In Farzana Doctor’s latest novel Seven, the Indian-American protagonist – a mother of a little girl in New York – accompanies her husband to India on a research trip. There, she confronts the reality of the tradition of khatna, or female genital cutting, in the Dawoodi Bohra community, and realises the issue is closer home than she could have ever imagined.
The topic of female genital mutilation or cutting (FGM/C) is a personal one for the Toronto-based author Farzana, who is the ‘maasi’ behind Dear Maasi, an online sex and relationships advice column for FGM/C survivors, where she gives advice such as, “When we surface and work through our internalised shame about being racialised, or women, or Muslim, or fat or poor or disabled or queer or older or depressed or chronically ill, we liberate ourselves.”

One of the founding members of WeSpeakOut.org, Farzana’s activism often spills over into her writing, and all her novels take up nuanced social and relationship issues: same-sex love and religious conservatism in Stealing Nasreen (2007); a father dealing with the memory of having killed his baby accidentally in Six Metres of Pavement (2011); and swinging couples in All Inclusive (2015).
What unites the four books is that all protagonists are drawn from Farzana’s own community. For the award-winning author, the vision is fair representation of South Asian characters in contemporary English literature.
“I think South Asian characters are ‘missing’ – more so the Dawoodi Bohras,” says Farzana, who turns 50 this month. She believes there is space for feminism and evolution even in her conservative religion.
“You can be Dawoodi Bohra and still be a feminist. You can love and critique your community at the same time. Else, it can never be welcoming and safe for everyone,” she avers.
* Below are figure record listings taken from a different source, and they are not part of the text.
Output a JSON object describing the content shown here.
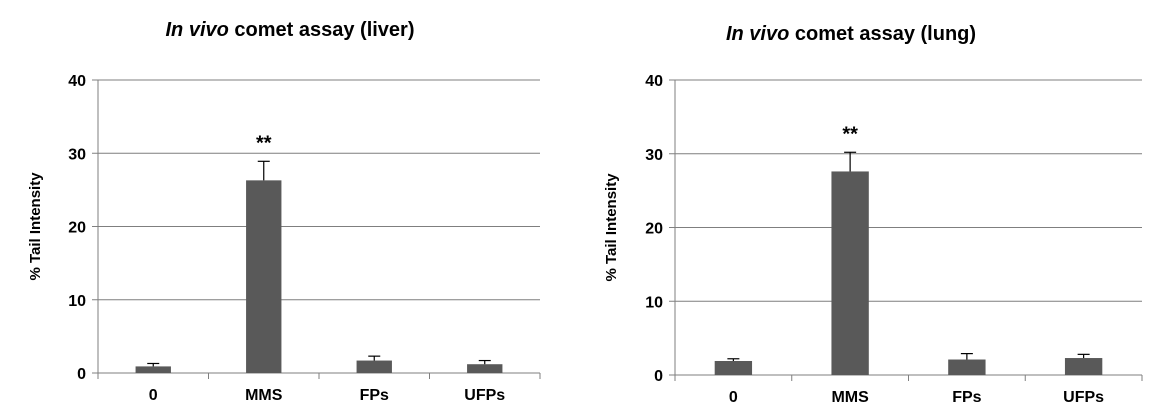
{
  "chart_data": [
    {
      "type": "bar",
      "title_italic": "In vivo",
      "title_rest": " comet assay (liver)",
      "ylabel": "% Tail Intensity",
      "xlabel": "",
      "categories": [
        "0",
        "MMS",
        "FPs",
        "UFPs"
      ],
      "values": [
        0.9,
        26.3,
        1.7,
        1.2
      ],
      "errors": [
        0.4,
        2.6,
        0.6,
        0.5
      ],
      "annotations": [
        "",
        "**",
        "",
        ""
      ],
      "ylim": [
        0,
        40
      ],
      "yticks": [
        0,
        10,
        20,
        30,
        40
      ],
      "grid": true,
      "bar_color": "#595959"
    },
    {
      "type": "bar",
      "title_italic": "In vivo",
      "title_rest": " comet assay (lung)",
      "ylabel": "% Tail Intensity",
      "xlabel": "",
      "categories": [
        "0",
        "MMS",
        "FPs",
        "UFPs"
      ],
      "values": [
        1.9,
        27.6,
        2.1,
        2.3
      ],
      "errors": [
        0.3,
        2.6,
        0.8,
        0.5
      ],
      "annotations": [
        "",
        "**",
        "",
        ""
      ],
      "ylim": [
        0,
        40
      ],
      "yticks": [
        0,
        10,
        20,
        30,
        40
      ],
      "grid": true,
      "bar_color": "#595959"
    }
  ]
}
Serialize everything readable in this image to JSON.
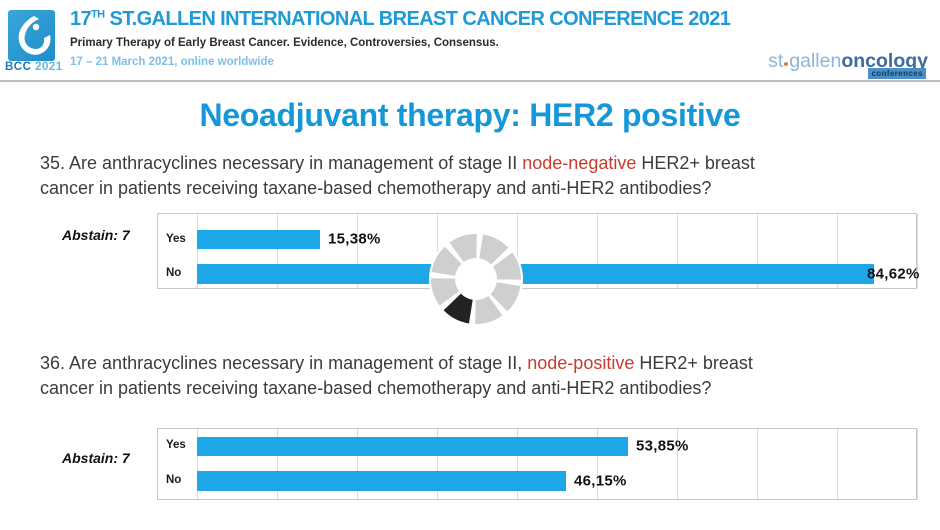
{
  "header": {
    "logo_text": "BCC",
    "logo_year": "2021",
    "title_num": "17",
    "title_sup": "TH",
    "title_rest": " ST.GALLEN INTERNATIONAL BREAST CANCER CONFERENCE 2021",
    "subtitle": "Primary Therapy of Early Breast Cancer. Evidence, Controversies, Consensus.",
    "dates": "17 – 21 March 2021, online worldwide",
    "brand": {
      "st": "st",
      "gallen": "gallen",
      "oncology": "oncology",
      "conferences": "conferences"
    }
  },
  "page_title": "Neoadjuvant therapy: HER2 positive",
  "questions": [
    {
      "line1_pre": "35. Are anthracyclines necessary in management of stage II ",
      "highlight": "node-negative",
      "line1_post": " HER2+ breast",
      "line2": "cancer in patients receiving taxane-based chemotherapy and anti-HER2 antibodies?",
      "abstain_label": "Abstain: 7"
    },
    {
      "line1_pre": "36. Are anthracyclines necessary in management of stage II, ",
      "highlight": "node-positive",
      "line1_post": " HER2+ breast",
      "line2": "cancer in patients receiving taxane-based chemotherapy and anti-HER2 antibodies?",
      "abstain_label": "Abstain: 7"
    }
  ],
  "chart_data": [
    {
      "type": "bar",
      "orientation": "horizontal",
      "title": "Q35: Anthracyclines in stage II node-negative HER2+ (taxane + anti-HER2)",
      "categories": [
        "Yes",
        "No"
      ],
      "values": [
        15.38,
        84.62
      ],
      "value_labels": [
        "15,38%",
        "84,62%"
      ],
      "abstain": 7,
      "xlim": [
        0,
        90
      ],
      "grid_step": 10,
      "grid": true,
      "legend": "none",
      "bar_color": "#1ea7e8"
    },
    {
      "type": "bar",
      "orientation": "horizontal",
      "title": "Q36: Anthracyclines in stage II node-positive HER2+ (taxane + anti-HER2)",
      "categories": [
        "Yes",
        "No"
      ],
      "values": [
        53.85,
        46.15
      ],
      "value_labels": [
        "53,85%",
        "46,15%"
      ],
      "abstain": 7,
      "xlim": [
        0,
        90
      ],
      "grid_step": 10,
      "grid": true,
      "legend": "none",
      "bar_color": "#1ea7e8"
    }
  ],
  "colors": {
    "accent_blue": "#1598da",
    "bar_blue": "#1ea7e8",
    "highlight_red": "#c93b2e",
    "header_blue": "#1e9ad8",
    "brand_light_blue": "#8cb6d8",
    "brand_dark_blue": "#3d6b9e",
    "spinner_gray": "#cfcfcf",
    "spinner_black": "#222222"
  },
  "spinner": {
    "state": "loading",
    "segments": 8,
    "active_segment_position": "bottom-left"
  }
}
Born in Zambia, Farzana immigrated to Canada as a baby. Her doctor father had renounced religion, and so Farzana grew up being “naturally critical of aspects of organised religion” though she identifies with being Dawoodi Bohra and a spiritual Muslim with interests in astrology, tarot reading and psychics.
An imaginative, creative child, she was an activist by the time she was 16, when she joined an anti-nukes organisation. Tragedy struck her family when she was 11 and her sister was 14: their mother passed away due to cancer.
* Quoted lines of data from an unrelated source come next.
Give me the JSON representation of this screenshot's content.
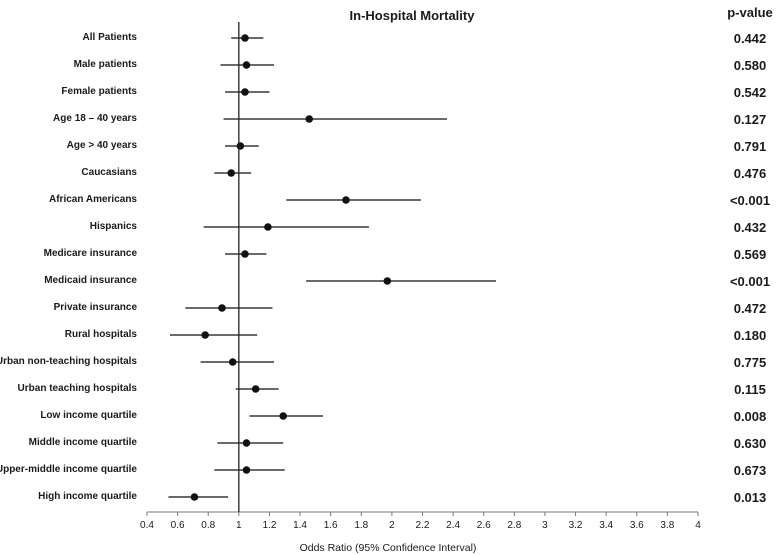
{
  "chart_data": {
    "type": "forest",
    "title": "In-Hospital Mortality",
    "pvalue_header": "p-value",
    "xlabel": "Odds Ratio (95% Confidence Interval)",
    "xlim": [
      0.4,
      4.0
    ],
    "reference_line": 1.0,
    "x_ticks": [
      "0.4",
      "0.6",
      "0.8",
      "1",
      "1.2",
      "1.4",
      "1.6",
      "1.8",
      "2",
      "2.2",
      "2.4",
      "2.6",
      "2.8",
      "3",
      "3.2",
      "3.4",
      "3.6",
      "3.8",
      "4"
    ],
    "rows": [
      {
        "label": "All Patients",
        "or": 1.04,
        "lo": 0.95,
        "hi": 1.16,
        "p": "0.442"
      },
      {
        "label": "Male patients",
        "or": 1.05,
        "lo": 0.88,
        "hi": 1.23,
        "p": "0.580"
      },
      {
        "label": "Female patients",
        "or": 1.04,
        "lo": 0.91,
        "hi": 1.2,
        "p": "0.542"
      },
      {
        "label": "Age 18 – 40 years",
        "or": 1.46,
        "lo": 0.9,
        "hi": 2.36,
        "p": "0.127"
      },
      {
        "label": "Age > 40 years",
        "or": 1.01,
        "lo": 0.91,
        "hi": 1.13,
        "p": "0.791"
      },
      {
        "label": "Caucasians",
        "or": 0.95,
        "lo": 0.84,
        "hi": 1.08,
        "p": "0.476"
      },
      {
        "label": "African Americans",
        "or": 1.7,
        "lo": 1.31,
        "hi": 2.19,
        "p": "<0.001"
      },
      {
        "label": "Hispanics",
        "or": 1.19,
        "lo": 0.77,
        "hi": 1.85,
        "p": "0.432"
      },
      {
        "label": "Medicare insurance",
        "or": 1.04,
        "lo": 0.91,
        "hi": 1.18,
        "p": "0.569"
      },
      {
        "label": "Medicaid insurance",
        "or": 1.97,
        "lo": 1.44,
        "hi": 2.68,
        "p": "<0.001"
      },
      {
        "label": "Private insurance",
        "or": 0.89,
        "lo": 0.65,
        "hi": 1.22,
        "p": "0.472"
      },
      {
        "label": "Rural hospitals",
        "or": 0.78,
        "lo": 0.55,
        "hi": 1.12,
        "p": "0.180"
      },
      {
        "label": "Urban non-teaching hospitals",
        "or": 0.96,
        "lo": 0.75,
        "hi": 1.23,
        "p": "0.775"
      },
      {
        "label": "Urban teaching hospitals",
        "or": 1.11,
        "lo": 0.98,
        "hi": 1.26,
        "p": "0.115"
      },
      {
        "label": "Low income quartile",
        "or": 1.29,
        "lo": 1.07,
        "hi": 1.55,
        "p": "0.008"
      },
      {
        "label": "Middle income quartile",
        "or": 1.05,
        "lo": 0.86,
        "hi": 1.29,
        "p": "0.630"
      },
      {
        "label": "Upper-middle income quartile",
        "or": 1.05,
        "lo": 0.84,
        "hi": 1.3,
        "p": "0.673"
      },
      {
        "label": "High income quartile",
        "or": 0.71,
        "lo": 0.54,
        "hi": 0.93,
        "p": "0.013"
      }
    ]
  }
}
“We were forced to grow up quickly and become independent kids,” she recalls, adding that it took her about a decade to come to terms with the grief, more so because their father didn’t know how to talk about feelings.
Social justice was the most important theme of young Farzana’s life. Having inherited her rebellious instincts from her parents, who stood up against racism, she joined human-rights clubs while studying arts and sciences at McMasters University. Her first job, at 18, was at a women’s shelter. She followed it up with a Master’s in social work.
At 22, Farzana came out as a bisexual. “I didn’t see any reflection of people like me in books at the time,” she says, explaining why she thought it important to bring up stories of Asian, Muslim LGBTQ+ persons in her fiction.
“The more you bring up issues such as FGM/C, the more you normalise the conversation and help survivors speak up,” says Farzana, who is also a psychotherapist. “My novel is my contribution to this.”